Parallel segments have no common points and do not intersect. This means that CD lies on one side of AB. Since segment BC connects point B of segment AB with point C of segment CD, and segment AD connects other points AB and CD, segments BC and AD also lie on the same side of line AB where CD lies. Thus, all three sides - CD, BC, AD - lie on the same side of AB.

Similarly, it is proved that in relation to the other sides of the parallelogram, the other three sides lie on the same side.

Opposite sides and angles are equal

One of the properties of a parallelogram is that In a parallelogram, opposite sides and opposite angles are equal in pairs. For example, if a parallelogram ABCD is given, then it has AB = CD, AD = BC, ∠A = ∠C, ∠B = ∠D. This theorem is proven as follows.

A parallelogram is a quadrilateral. This means it has two diagonals. Since a parallelogram is a convex quadrilateral, any of them divides it into two triangles. In the parallelogram ABCD, consider the triangles ABC and ADC obtained by drawing the diagonal AC.

These triangles have one side in common - AC. Angle BCA equal to angle CAD as vertical with parallel BC and AD. Angles BAC and ACD are also equal to vertical angles when AB and CD are parallel. Therefore, ∆ABC = ∆ADC at two angles and the side between them.

In these triangles, side AB corresponds to side CD, and side BC corresponds to AD. Therefore, AB = CD and BC = AD.

Angle B corresponds to angle D, i.e. ∠B = ∠D. Angle A of a parallelogram is the sum of two angles - ∠BAC and ∠CAD. Angle C is equal to ∠BCA and ∠ACD. Since pairs of angles are equal to each other, then ∠A = ∠C.

Thus, it is proven that in a parallelogram opposite sides and angles are equal.

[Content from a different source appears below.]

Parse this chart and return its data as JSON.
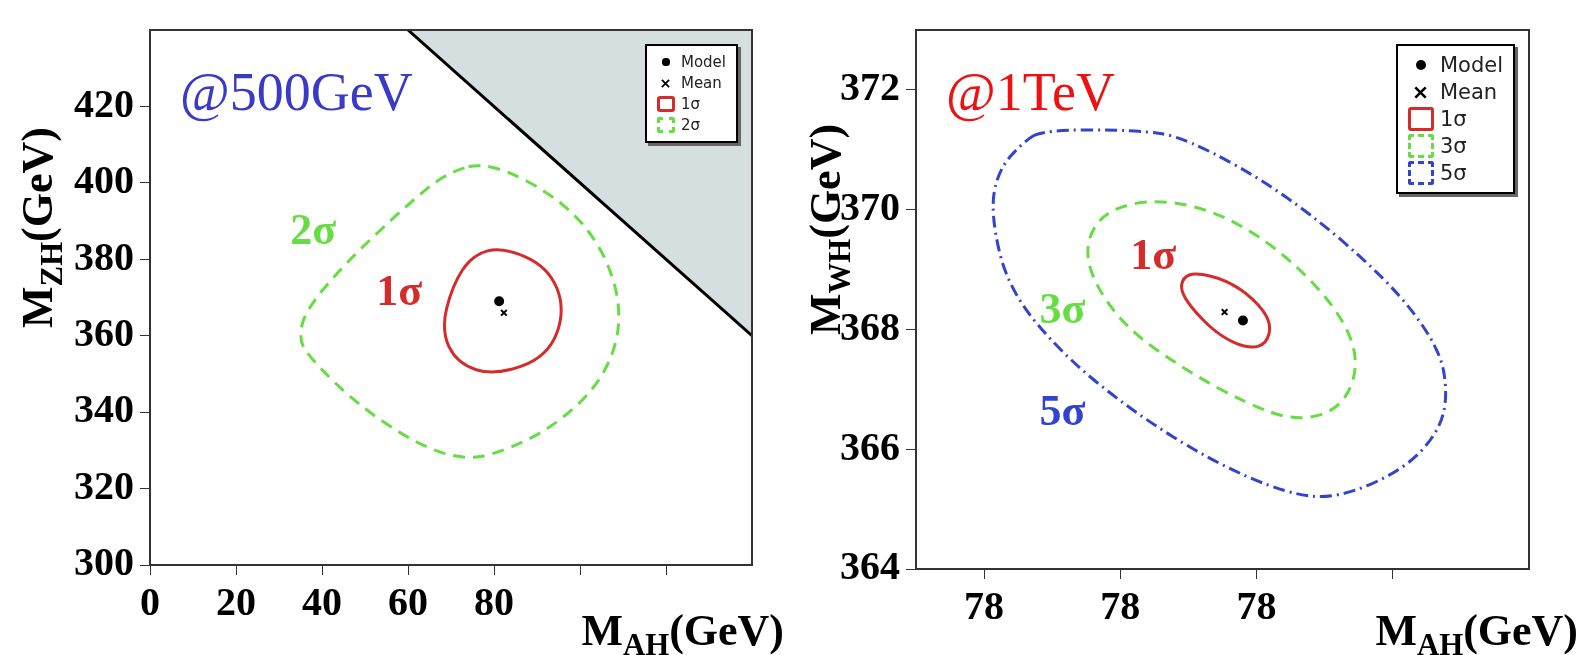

Diagonals are divided in half

Since a parallelogram is a convex quadrilateral, it has two diagonals, and they intersect. Let parallelogram ABCD be given, its diagonals AC and BD intersect at point E. Consider the triangles ABE and CDE formed by them.

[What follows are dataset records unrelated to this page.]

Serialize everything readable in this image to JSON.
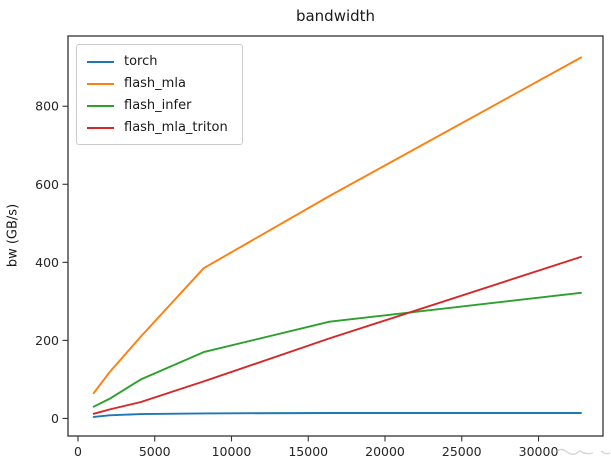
{
  "figure": {
    "title": "bandwidth",
    "ylabel": "bw (GB/s)",
    "xlabel": ""
  },
  "chart_data": {
    "type": "line",
    "title": "bandwidth",
    "xlabel": "",
    "ylabel": "bw (GB/s)",
    "x": [
      1024,
      2048,
      4096,
      8192,
      16384,
      32768
    ],
    "series": [
      {
        "name": "torch",
        "color": "#1f77b4",
        "values": [
          4,
          8,
          11,
          13,
          14,
          14
        ]
      },
      {
        "name": "flash_mla",
        "color": "#ff7f0e",
        "values": [
          65,
          118,
          210,
          385,
          570,
          925
        ]
      },
      {
        "name": "flash_infer",
        "color": "#2ca02c",
        "values": [
          30,
          50,
          100,
          170,
          248,
          322
        ]
      },
      {
        "name": "flash_mla_triton",
        "color": "#d62728",
        "values": [
          12,
          23,
          42,
          95,
          205,
          414
        ]
      }
    ],
    "xticks": [
      0,
      5000,
      10000,
      15000,
      20000,
      25000,
      30000
    ],
    "yticks": [
      0,
      200,
      400,
      600,
      800
    ],
    "xlim": [
      -650,
      34200
    ],
    "ylim": [
      -45,
      980
    ],
    "grid": false,
    "legend_position": "upper left"
  }
}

These triangles have sides AB and CD equal to the opposite sides of a parallelogram. Angle ABE is equal to angle CDE as crosswise lying with parallel lines AB and CD. For the same reason, ∠BAE = ∠DCE. This means ∆ABE = ∆CDE at two angles and the side between them.

You can also notice that angles AEB and CED are vertical and therefore also equal to each other.

Since triangles ABE and CDE are equal to each other, then all their corresponding elements are equal. Side AE ​​of the first triangle corresponds to side CE of the second, which means AE = CE. Similarly BE = DE. Each pair of equal segments constitutes a diagonal of a parallelogram. Thus it is proven that The diagonals of a parallelogram are bisected by their intersection point.